Принимать в компартию «ненадежного союзника» — Чжан Сюэляна — Сталин категорически запретил, потребовав от Мао и других вождей КПК расширить масштабы единого фронта и изменить негативное отношение китайской компартии к Чан Кайши. О том же, что он сам раньше требовал от КПК борьбы на два фронта (и против японцев, и против Чан Кайши), он, понятно, ничего не сказал.
Вряд ли Мао и другие вожди КПК удивились изменению курса Москвы по отношению к Чану: они уже знали об этом от Пань Ханьняня, того самого, который в январе 1936 года вместе с Ван Мином вел в Москве переговоры с Дэн Вэньи, военным атташе китайского посольства. Приехав в апреле 1936 года в Нанкин для переговоров о едином фронте, Пань поддерживал собственную связь с Коминтерном, пользуясь личным кодом. По сути, он был в то время неформальным представителем Коминтерна в Китае. По просьбе гоминьдановцев 8 августа Пань приехал в Баоань, новую столицу КПК, чтобы выяснить мнение Мао и других вождей о едином фронте. Он-то и ознакомил лидеров партии с новым курсом Москвы в отношении Чана.
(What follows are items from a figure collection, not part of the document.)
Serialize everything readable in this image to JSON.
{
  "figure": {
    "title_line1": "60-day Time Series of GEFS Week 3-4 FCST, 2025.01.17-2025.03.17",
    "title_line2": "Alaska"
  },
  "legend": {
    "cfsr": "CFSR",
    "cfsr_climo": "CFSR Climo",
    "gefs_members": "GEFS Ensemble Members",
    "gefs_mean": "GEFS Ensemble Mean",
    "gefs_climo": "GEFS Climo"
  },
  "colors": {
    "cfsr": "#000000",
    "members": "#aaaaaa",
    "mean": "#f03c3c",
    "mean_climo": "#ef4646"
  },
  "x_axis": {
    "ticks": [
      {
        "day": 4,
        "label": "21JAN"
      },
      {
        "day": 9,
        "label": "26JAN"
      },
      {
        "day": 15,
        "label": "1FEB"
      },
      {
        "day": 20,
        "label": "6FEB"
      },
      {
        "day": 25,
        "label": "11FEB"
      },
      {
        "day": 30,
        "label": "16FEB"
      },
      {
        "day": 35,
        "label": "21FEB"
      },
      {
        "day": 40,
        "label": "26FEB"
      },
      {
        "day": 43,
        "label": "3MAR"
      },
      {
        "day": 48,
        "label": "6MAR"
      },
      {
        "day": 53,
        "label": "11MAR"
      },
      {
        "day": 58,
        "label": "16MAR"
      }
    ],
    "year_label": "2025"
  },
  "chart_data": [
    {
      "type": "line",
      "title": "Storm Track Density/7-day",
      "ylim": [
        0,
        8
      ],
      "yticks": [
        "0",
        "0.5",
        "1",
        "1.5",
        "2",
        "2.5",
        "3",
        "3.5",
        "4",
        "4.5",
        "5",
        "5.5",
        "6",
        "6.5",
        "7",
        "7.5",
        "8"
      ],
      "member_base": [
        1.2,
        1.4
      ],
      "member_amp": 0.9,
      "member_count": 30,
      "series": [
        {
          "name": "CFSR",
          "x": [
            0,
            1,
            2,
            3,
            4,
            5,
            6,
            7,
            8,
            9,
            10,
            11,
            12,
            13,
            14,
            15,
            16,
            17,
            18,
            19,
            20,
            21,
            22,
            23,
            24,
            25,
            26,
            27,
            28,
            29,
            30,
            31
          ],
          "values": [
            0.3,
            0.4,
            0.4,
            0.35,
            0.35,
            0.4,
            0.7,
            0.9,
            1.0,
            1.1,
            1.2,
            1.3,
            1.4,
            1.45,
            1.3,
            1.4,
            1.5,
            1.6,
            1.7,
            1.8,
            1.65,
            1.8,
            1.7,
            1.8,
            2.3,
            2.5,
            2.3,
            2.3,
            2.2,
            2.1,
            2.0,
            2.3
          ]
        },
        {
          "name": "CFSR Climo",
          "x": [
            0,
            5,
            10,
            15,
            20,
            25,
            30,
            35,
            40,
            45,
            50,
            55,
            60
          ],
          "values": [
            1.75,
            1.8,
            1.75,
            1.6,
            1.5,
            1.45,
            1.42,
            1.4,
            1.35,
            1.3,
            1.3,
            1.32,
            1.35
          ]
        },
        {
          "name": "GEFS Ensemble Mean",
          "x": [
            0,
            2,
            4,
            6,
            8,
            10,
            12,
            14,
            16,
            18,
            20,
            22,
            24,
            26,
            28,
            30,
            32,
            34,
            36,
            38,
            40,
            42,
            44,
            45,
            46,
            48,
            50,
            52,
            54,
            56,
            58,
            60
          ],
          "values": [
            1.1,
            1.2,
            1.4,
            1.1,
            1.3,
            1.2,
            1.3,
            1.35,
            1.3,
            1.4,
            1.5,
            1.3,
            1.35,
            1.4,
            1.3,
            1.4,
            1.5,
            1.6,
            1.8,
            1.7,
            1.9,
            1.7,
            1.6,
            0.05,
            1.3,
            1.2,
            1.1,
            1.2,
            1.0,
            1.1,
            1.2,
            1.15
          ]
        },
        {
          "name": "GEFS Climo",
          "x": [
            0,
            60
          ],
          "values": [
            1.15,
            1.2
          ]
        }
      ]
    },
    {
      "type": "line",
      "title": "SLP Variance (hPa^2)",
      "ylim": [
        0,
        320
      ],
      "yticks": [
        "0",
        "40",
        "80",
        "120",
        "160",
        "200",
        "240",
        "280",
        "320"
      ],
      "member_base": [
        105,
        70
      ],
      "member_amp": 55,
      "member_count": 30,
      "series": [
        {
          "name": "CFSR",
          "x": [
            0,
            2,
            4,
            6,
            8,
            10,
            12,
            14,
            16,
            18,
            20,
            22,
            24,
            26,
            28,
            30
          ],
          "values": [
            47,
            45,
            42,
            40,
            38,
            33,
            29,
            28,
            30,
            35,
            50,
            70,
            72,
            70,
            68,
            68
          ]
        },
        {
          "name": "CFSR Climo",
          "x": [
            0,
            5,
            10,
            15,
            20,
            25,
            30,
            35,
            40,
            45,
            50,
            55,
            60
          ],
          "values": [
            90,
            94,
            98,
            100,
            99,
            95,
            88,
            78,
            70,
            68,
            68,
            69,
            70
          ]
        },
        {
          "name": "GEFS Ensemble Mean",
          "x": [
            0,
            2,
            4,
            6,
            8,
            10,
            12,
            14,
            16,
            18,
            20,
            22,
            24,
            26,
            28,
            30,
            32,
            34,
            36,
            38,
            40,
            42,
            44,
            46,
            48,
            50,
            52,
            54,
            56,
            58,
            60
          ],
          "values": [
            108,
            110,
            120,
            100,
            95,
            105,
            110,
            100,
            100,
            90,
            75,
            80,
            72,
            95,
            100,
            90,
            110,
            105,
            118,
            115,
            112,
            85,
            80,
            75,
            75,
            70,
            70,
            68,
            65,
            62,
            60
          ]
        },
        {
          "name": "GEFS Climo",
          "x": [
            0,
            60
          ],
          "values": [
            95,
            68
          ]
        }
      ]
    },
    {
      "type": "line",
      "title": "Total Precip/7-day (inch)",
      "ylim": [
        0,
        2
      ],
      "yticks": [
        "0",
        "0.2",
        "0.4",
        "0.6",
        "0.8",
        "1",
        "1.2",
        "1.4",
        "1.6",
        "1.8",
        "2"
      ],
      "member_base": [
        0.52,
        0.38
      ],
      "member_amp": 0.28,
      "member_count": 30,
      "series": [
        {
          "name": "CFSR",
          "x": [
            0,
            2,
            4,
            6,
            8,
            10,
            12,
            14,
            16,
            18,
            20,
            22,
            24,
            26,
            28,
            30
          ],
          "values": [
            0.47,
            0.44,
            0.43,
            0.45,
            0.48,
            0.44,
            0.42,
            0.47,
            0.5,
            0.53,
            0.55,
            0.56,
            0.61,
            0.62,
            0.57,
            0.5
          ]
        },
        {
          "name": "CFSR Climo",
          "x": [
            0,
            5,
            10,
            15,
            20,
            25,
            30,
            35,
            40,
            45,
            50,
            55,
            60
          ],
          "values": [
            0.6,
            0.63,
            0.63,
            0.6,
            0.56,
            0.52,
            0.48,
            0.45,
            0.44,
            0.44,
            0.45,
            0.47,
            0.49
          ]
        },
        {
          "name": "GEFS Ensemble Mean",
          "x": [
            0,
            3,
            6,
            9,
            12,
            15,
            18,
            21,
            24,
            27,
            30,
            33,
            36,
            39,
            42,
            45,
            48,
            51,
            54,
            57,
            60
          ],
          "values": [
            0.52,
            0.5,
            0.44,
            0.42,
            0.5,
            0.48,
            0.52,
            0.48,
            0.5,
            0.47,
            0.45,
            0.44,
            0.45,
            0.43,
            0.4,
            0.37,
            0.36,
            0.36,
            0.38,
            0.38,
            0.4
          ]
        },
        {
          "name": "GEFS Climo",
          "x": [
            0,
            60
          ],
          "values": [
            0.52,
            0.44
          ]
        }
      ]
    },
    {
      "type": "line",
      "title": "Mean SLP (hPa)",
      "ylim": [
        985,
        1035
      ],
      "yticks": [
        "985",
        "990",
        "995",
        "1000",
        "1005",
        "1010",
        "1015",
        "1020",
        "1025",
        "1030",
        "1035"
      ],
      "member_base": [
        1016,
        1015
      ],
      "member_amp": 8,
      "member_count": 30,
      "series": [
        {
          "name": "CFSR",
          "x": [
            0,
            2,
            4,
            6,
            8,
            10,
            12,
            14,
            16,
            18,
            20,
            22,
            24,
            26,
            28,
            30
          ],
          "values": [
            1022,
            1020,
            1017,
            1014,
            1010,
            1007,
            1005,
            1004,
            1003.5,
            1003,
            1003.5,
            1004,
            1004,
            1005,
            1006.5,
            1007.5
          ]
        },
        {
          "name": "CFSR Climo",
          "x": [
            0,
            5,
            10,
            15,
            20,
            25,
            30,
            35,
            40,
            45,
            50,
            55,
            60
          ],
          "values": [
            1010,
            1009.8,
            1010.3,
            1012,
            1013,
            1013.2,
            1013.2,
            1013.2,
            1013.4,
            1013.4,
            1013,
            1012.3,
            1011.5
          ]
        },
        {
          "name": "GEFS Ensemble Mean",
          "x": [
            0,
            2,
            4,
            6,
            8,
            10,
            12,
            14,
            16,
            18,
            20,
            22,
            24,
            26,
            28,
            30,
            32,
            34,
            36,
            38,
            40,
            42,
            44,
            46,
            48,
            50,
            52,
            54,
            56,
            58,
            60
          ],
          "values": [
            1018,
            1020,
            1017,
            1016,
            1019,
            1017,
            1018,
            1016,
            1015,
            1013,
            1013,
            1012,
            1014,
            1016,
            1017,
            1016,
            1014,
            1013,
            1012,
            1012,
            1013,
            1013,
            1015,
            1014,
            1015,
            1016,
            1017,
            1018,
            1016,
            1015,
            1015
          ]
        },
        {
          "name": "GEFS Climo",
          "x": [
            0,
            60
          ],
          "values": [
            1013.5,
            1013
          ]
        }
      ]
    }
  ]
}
И те, разумеется, горячо поддержали этот курс, следуя вну-трикоминтерновской дисциплине. 10 августа они приняли решение «признать Нанкин великой революционной силой национального движения». А через 15 дней послушно направили ЦИК Гоминьдана письмо с предложением прекратить гражданскую войну и начать переговоры. «Суть нашей политики — единение с Чан Кайши для сопротивления Японии», — заявил вслед за этим Мао Цзэдун.
1 сентября 1936 года Чжоу Эньлай отправил письмо Чэнь Гофу и Чэнь Лифу (своим старым знакомым по первому единому фронту), в котором от имени ЦК КПК предложил Гоминьдану «объединиться с СССР и китайской компартией для борьбы против Японии». После этого Чан Кайши решил дать коммунистам последний шанс капитулировать. Он потребовал от КПК начать борьбу «за реализацию трех принципов Сунь Ятсена, прекратить борьбу за свержение национального правительства, перестать конфисковывать земельную собственность, распустить советы, переименовать китайскую Красную армию в Нацио-нал-революционную и переподчинить ее Военному совету Гоминьдана для борьбы против Японии».
Коммунисты на все согласились, но выдвинули требование: начать войну с Японией. А вот этого-то Чан и не мог от них принять. Главным образом потому, что не хотел допустить, чтобы КПК диктовала ему — вождю нации — свою волю. Ведь только себя он считал в праве решать, когда наконец настанет момент самопожертвования. Как доносил в Москву полпред Богомолов, Чан мог решиться на союз с коммунистами «только накануне… войны с Японией и в связи с соглашением с Сов<етским> Союзом». К войне же с Японией в конце 1936 года он еще не был готов.
Не исключено также, что Чан просто не поверил коммунистам. Ведь, как и многие другие антикоммунисты и в Азии, и в Европе, он был убежден, что «Коминтерн был всегда наиболее изолгавшимся учреждением в этой рекордно изолгавшейся стране <СССР>»[62]. Поэтому прежде, чем что-то подписывать с КПК, он решил добить китайскую компартию в ее «логове», призвав свои войска к новому, шестому, карательному походу. Как раз к тому времени, середине сентября, ему удалось ценой больших усилий, в том числе подкупа, решить проблему с юго-западными милитаристами, вынудив их прекратить мятеж, и он теперь мог вновь бросить все силы против коммунистов.
Разгром компартии должны были завершить Молодой маршал Чжан Сюэлян и генерал Ян Хучэн, войска которых, как мы знаем, базировались на границах советского района Шэньси-Ганьсу-Нинся. 22 октября 1936 года Чан на аэроплане прилетел из Нанкина в столицу провинции Шэньси — город Сиань, чтобы скоординировать последнюю антикоммунистическую кампанию. Но там 26 октября он получил обращение 46 руководителей компартии, направленное ему и генералам гоминьдановских войск, дислоцированных на северо-западе. На этот раз коммунисты требовали прекратить наступление на Красную армию, вновь предлагая прямые переговоры о едином фронте против японских агрессоров. Чан, однако, расценил и это их письмо как обман. Коммунисты, заявил он, «несомненно являются интернационалистическими марионетками (то есть агентами СССР. — А. П.), а китайский народ приносят в жертву».
Но Молодой маршал Чжан Сюэлян так не считал и попытался уговорить Чан Кайши остановить карательный поход, объединившись с КПК. Чан вспылил и, накричав на него, отверг его предложение как «капитуляцию». «<Чжан Сюэлян> ничего не понимает, и от этого у меня болит сердце», — записал он в дневнике.